Georgia has not won an SEC title since 2005, and hasn’t appeared in one since 2012, a game that is the highest-profile microcosm of Georgia’s struggles to get over the hump, running out of time inside the Alabama 10-yard line, a touchdown away from winning and likely playing for a national title. It’s one of the main reasons cited for Mark Richt’s dismissal —  year after year, Georgia was winning, but not enough.

So with each passing victory on an admittedly so-far soft schedule, and every climb in the AP Poll — Georgia currently sits at no.4 — things start to get a bit more real.  It’s been a long time since Georgia has been a part of the national conversation — to even see a number four next to Georgia’s name brings a double take.
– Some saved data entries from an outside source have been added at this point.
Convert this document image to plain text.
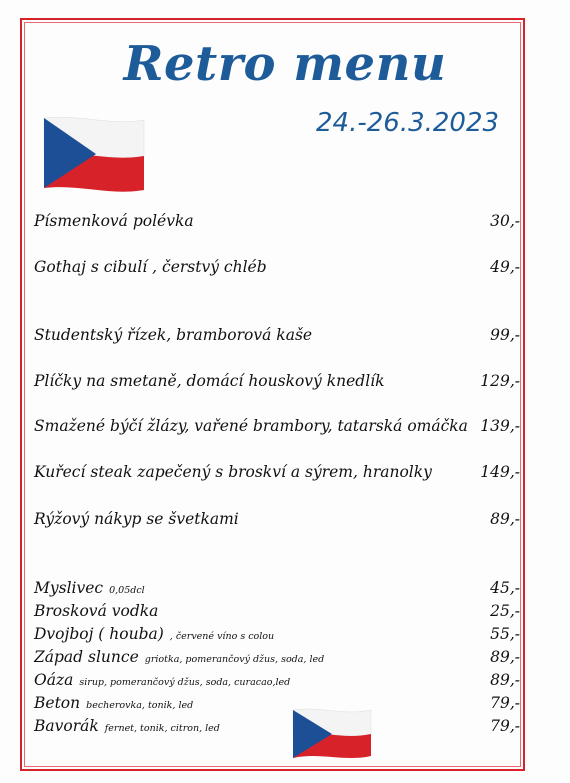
Retro menu
24.-26.3.2023
Písmenková polévka	30,-
Gothaj s cibulí , čerstvý chléb	49,-
Studentský řízek, bramborová kaše	99,-
Plíčky na smetaně, domácí houskový knedlík	129,-
Smažené býčí žlázy, vařené brambory, tatarská omáčka 139,-
Kuřecí steak zapečený s broskví a sýrem, hranolky	149,-
Rýžový nákyp se švetkami	89,-
Myslivec 0,05dcl	45,-
Brosková vodka	25,-
Dvojboj ( houba) , červené víno s colou	55,-
Západ slunce griotka, pomerančový džus, soda, led	89,-
Oáza sirup, pomerančový džus, soda, curacao,led	89,-
Beton becherovka, tonik, led	79,-
Bavorák fernet, tonik, citron, led	79,-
The rest of the schedule in 2017 looks favorable. Florida, a team that has had Georgia’s number the past three years despite featuring various character actors at quarterback, just lost to an LSU team that was a week off of a loss to Troy. Auburn will be a tough test, and Georgia Tech is decent, but the Bulldogs could very well have the East wrapped up by then. That would likely set up a five-years-later rematch against Alabama, with Kirby Smart going up against his former team.

It’s a bit premature to talk national championship for Georgia this year. But the remaining of the season is a test for how likely it will be in the future.

It’s also a chance for the fragile psyche of Georgia fans to be permanently altered, to pull up an umbrella, pick up a good book, and take comfort in the fact that, after years on edge, things will work out in the end.